Six years later, CowBoy went home to Utah, saying he wanted to be near his family. In the next year or so, he says, Sparky moved, maybe to Minnesota, and the pair lost touch. (Efforts to reach Sparky for this story were unsuccessful.) In 1975, CowBoy and two other men were arrested and charged with killing a 36-year-old man who had been living in protective custody in Price, Utah, after the man's testimony helped convict a motorcycle club leader on drug charges in Salt Lake City. The man was beaten, stabbed, choked and shot 14 times.

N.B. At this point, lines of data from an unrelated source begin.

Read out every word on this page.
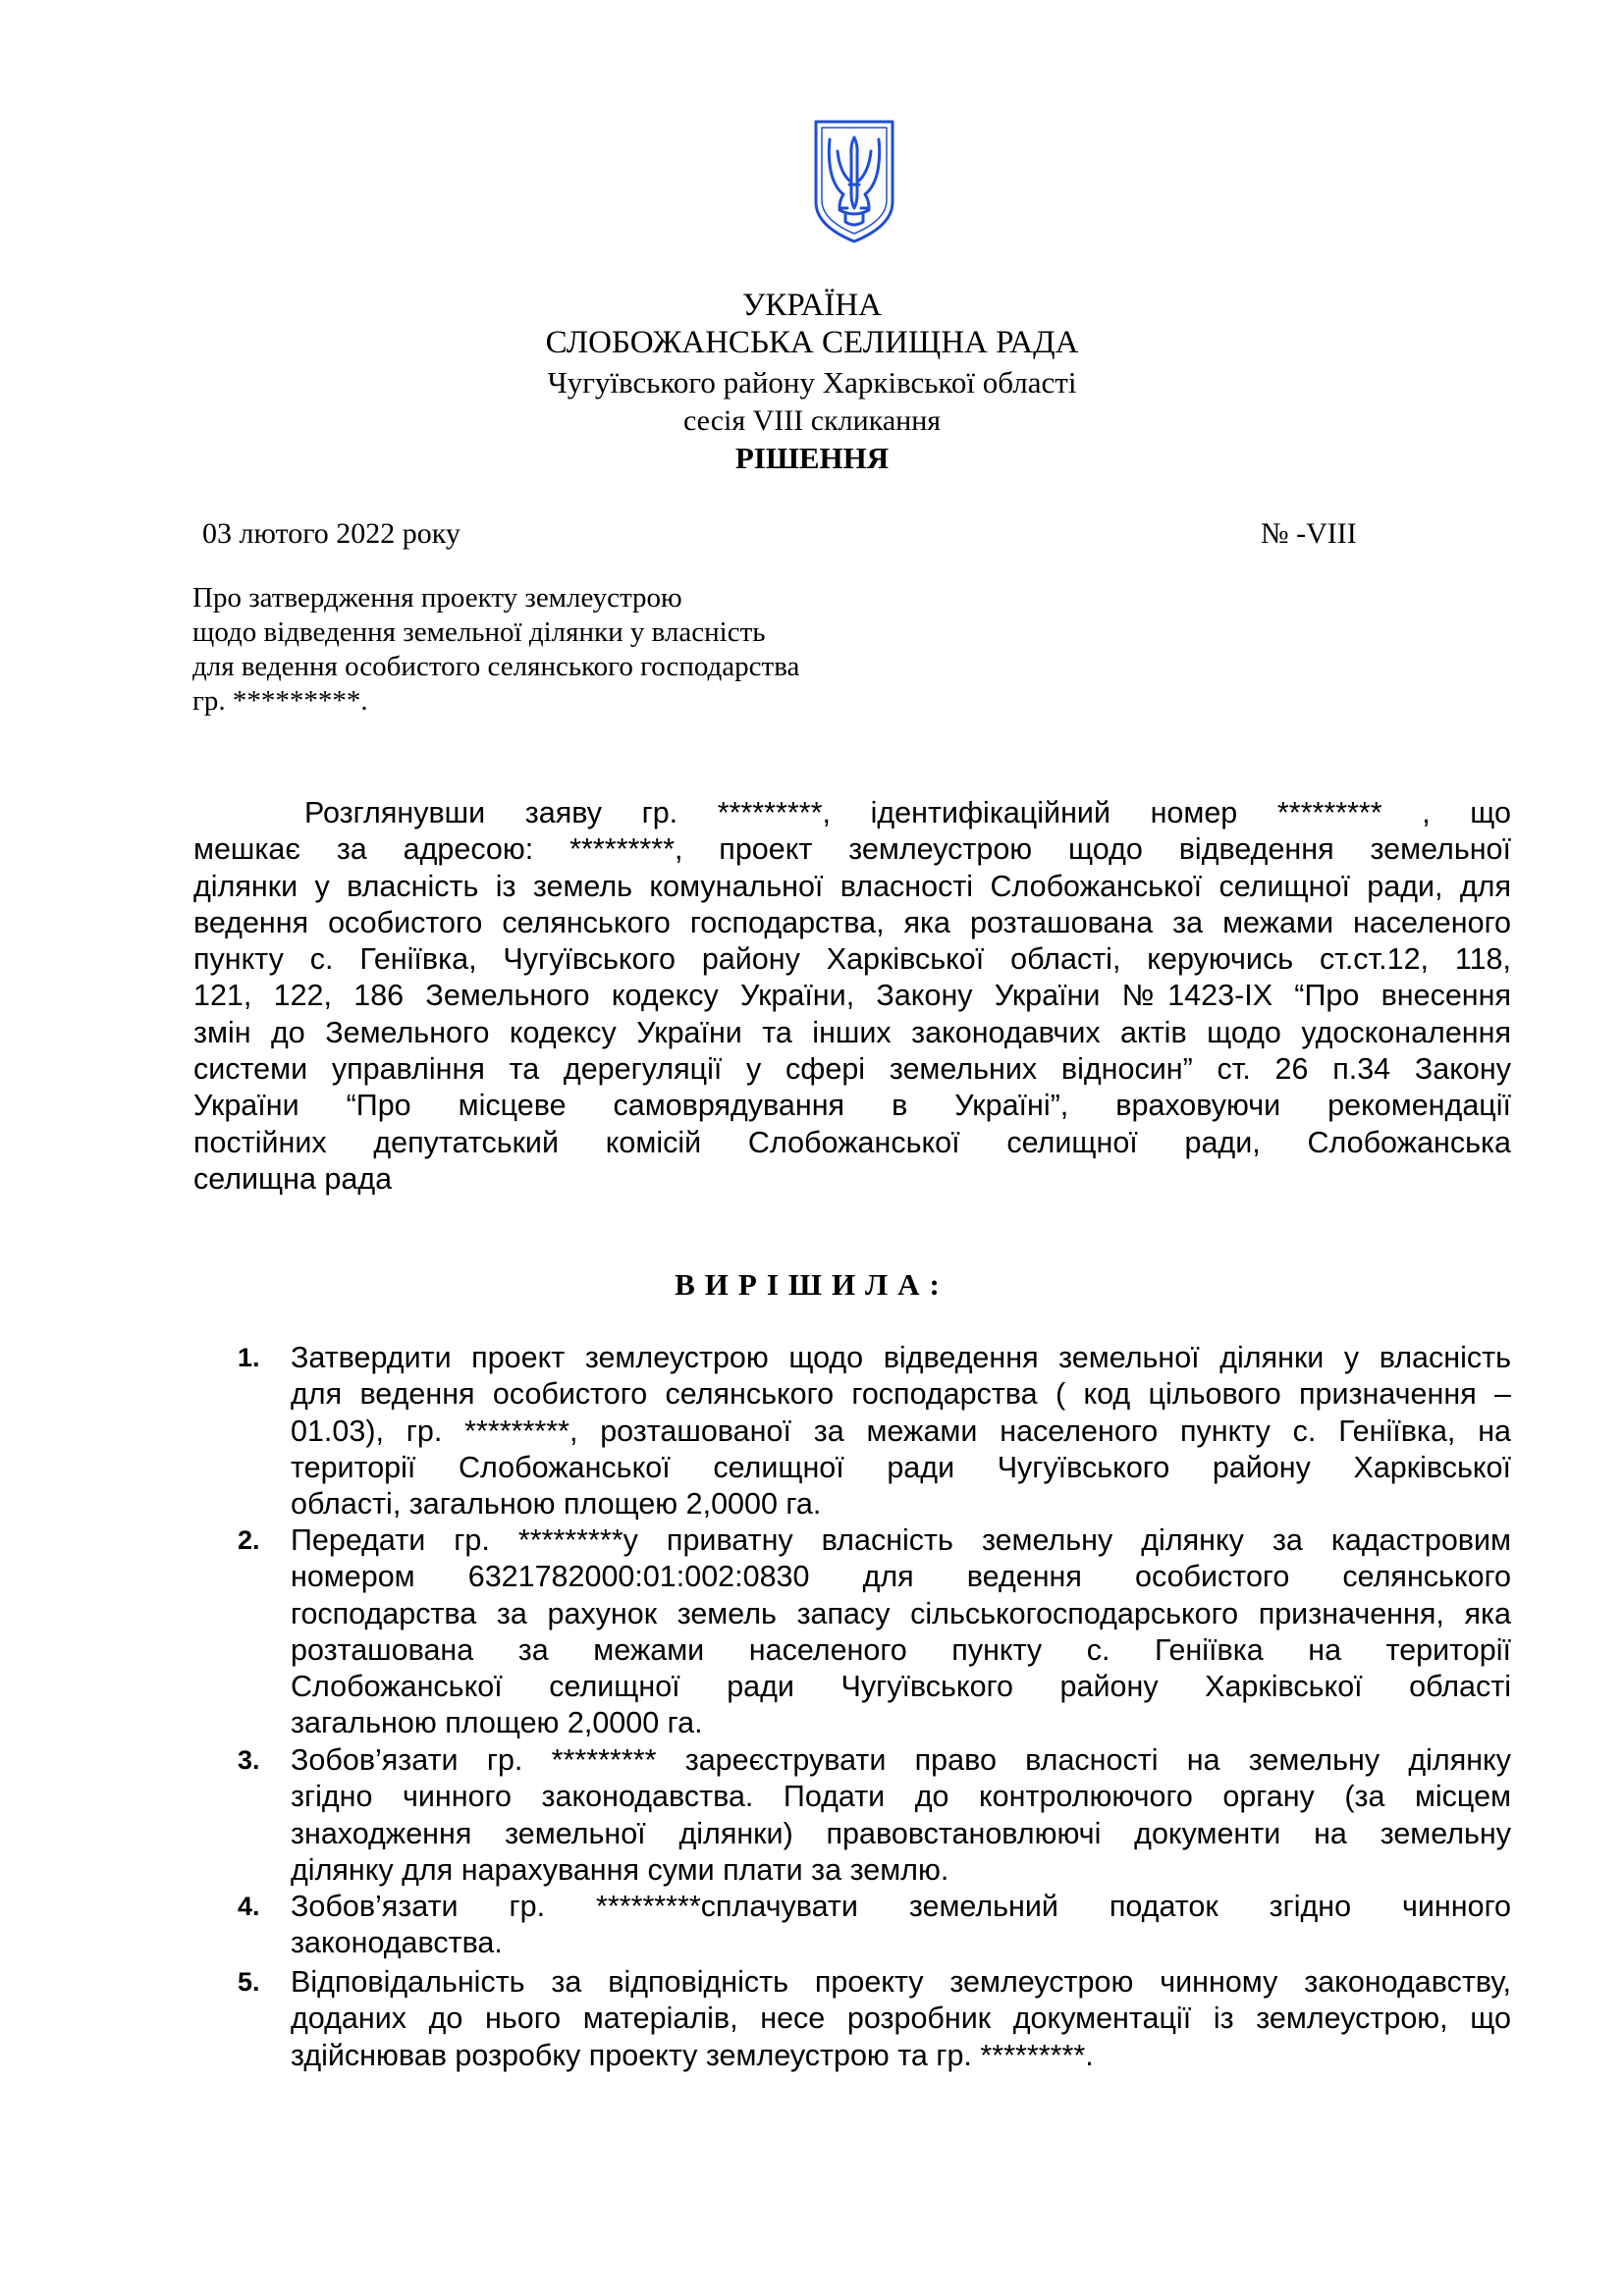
УКРАЇНА
СЛОБОЖАНСЬКА СЕЛИЩНА РАДА
Чугуївського району Харківської області
сесія VIII скликання
РІШЕННЯ
03 лютого 2022 року	№ -VIII
Про затвердження проекту землеустрою
щодо відведення земельної ділянки у власність
для ведення особистого селянського господарства
гр. *********.
Розглянувши заяву гр. *********, ідентифікаційний номер ********* , що
мешкає за адресою: *********, проект землеустрою щодо відведення земельної
ділянки у власність із земель комунальної власності Слобожанської селищної ради, для
ведення особистого селянського господарства, яка розташована за межами населеного
пункту с. Геніївка, Чугуївського району Харківської області, керуючись ст.ст.12, 118,
121, 122, 186 Земельного кодексу України, Закону України №1423-IX “Про внесення
змін до Земельного кодексу України та інших законодавчих актів щодо удосконалення
системи управління та дерегуляції у сфері земельних відносин” ст. 26 п.34 Закону
України “Про місцеве самоврядування в Україні”, враховуючи рекомендації
постійних депутатський комісій Слобожанської селищної ради, Слобожанська
селищна рада
ВИРІШИЛА:
1. Затвердити проект землеустрою щодо відведення земельної ділянки у власність
для ведення особистого селянського господарства ( код цільового призначення –
01.03), гр. *********, розташованої за межами населеного пункту с. Геніївка, на
території Слобожанської селищної ради Чугуївського району Харківської
області, загальною площею 2,0000 га.
2. Передати гр. *********у приватну власність земельну ділянку за кадастровим
номером 6321782000:01:002:0830 для ведення особистого селянського
господарства за рахунок земель запасу сільськогосподарського призначення, яка
розташована за межами населеного пункту с. Геніївка на території
Слобожанської селищної ради Чугуївського району Харківської області
загальною площею 2,0000 га.
3. Зобов’язати гр. ********* зареєструвати право власності на земельну ділянку
згідно чинного законодавства. Подати до контролюючого органу (за місцем
знаходження земельної ділянки) правовстановлюючі документи на земельну
ділянку для нарахування суми плати за землю.
4. Зобов’язати гр. *********сплачувати земельний податок згідно чинного
законодавства.
5. Відповідальність за відповідність проекту землеустрою чинному законодавству,
доданих до нього матеріалів, несе розробник документації із землеустрою, що
здійснював розробку проекту землеустрою та гр. *********.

Convicted of murder and sentenced to death, CowBoy and the other two men awaited the firing squad. At one point, CowBoy came within three days of execution, but legal challenges by his attorneys saved him. In 1980, the three men's sentences were reduced to life imprisonment after a Utah court ruled that the prosecutor failed to provide some evidence to defense attorneys.

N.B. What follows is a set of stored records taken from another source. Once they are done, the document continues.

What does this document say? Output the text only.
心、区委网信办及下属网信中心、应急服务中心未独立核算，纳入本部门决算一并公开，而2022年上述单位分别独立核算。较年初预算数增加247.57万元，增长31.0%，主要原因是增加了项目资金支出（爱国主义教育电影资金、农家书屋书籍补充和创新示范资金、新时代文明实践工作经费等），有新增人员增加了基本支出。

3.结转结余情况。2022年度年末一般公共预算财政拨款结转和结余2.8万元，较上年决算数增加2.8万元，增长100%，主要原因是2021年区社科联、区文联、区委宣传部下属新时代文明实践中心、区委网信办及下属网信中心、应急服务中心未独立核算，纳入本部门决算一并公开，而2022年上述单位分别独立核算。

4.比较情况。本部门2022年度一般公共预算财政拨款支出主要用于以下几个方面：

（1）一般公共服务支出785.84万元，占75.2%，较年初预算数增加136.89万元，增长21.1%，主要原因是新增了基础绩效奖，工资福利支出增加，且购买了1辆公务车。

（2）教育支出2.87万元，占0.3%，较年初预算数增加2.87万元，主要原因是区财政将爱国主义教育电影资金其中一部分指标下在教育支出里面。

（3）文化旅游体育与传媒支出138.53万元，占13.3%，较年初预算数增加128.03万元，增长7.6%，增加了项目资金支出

In prison, CowBoy says, he decided that the way to do time was to avoid distractions, so he discouraged visitors. His prison record reflects no major problems. He was paroled in 1995.

"I told the state board that [the man I killed] had it coming," CowBoy says, recalling his admission of guilt to state officials before his release. The man had been dealing drugs and hanging around young girls, he says, and besides, "I knew the guy he informed on." CowBoy admits he's done some wild things, but he insists that "the only time I ever hurt anybody was that time."

After getting out of prison, CowBoy found work as a sandblaster and industrial steel painter, largely in Utah. He also bought another bike. He ditched the job when he retired in 2004. He still has the bike. On a motorcycle, he says, with the wind in your ears, "you just leave society behind you."

Stephen Franklin has been a foreign correspondent for the Chicago Tribune, but he has never ridden a motorcycle.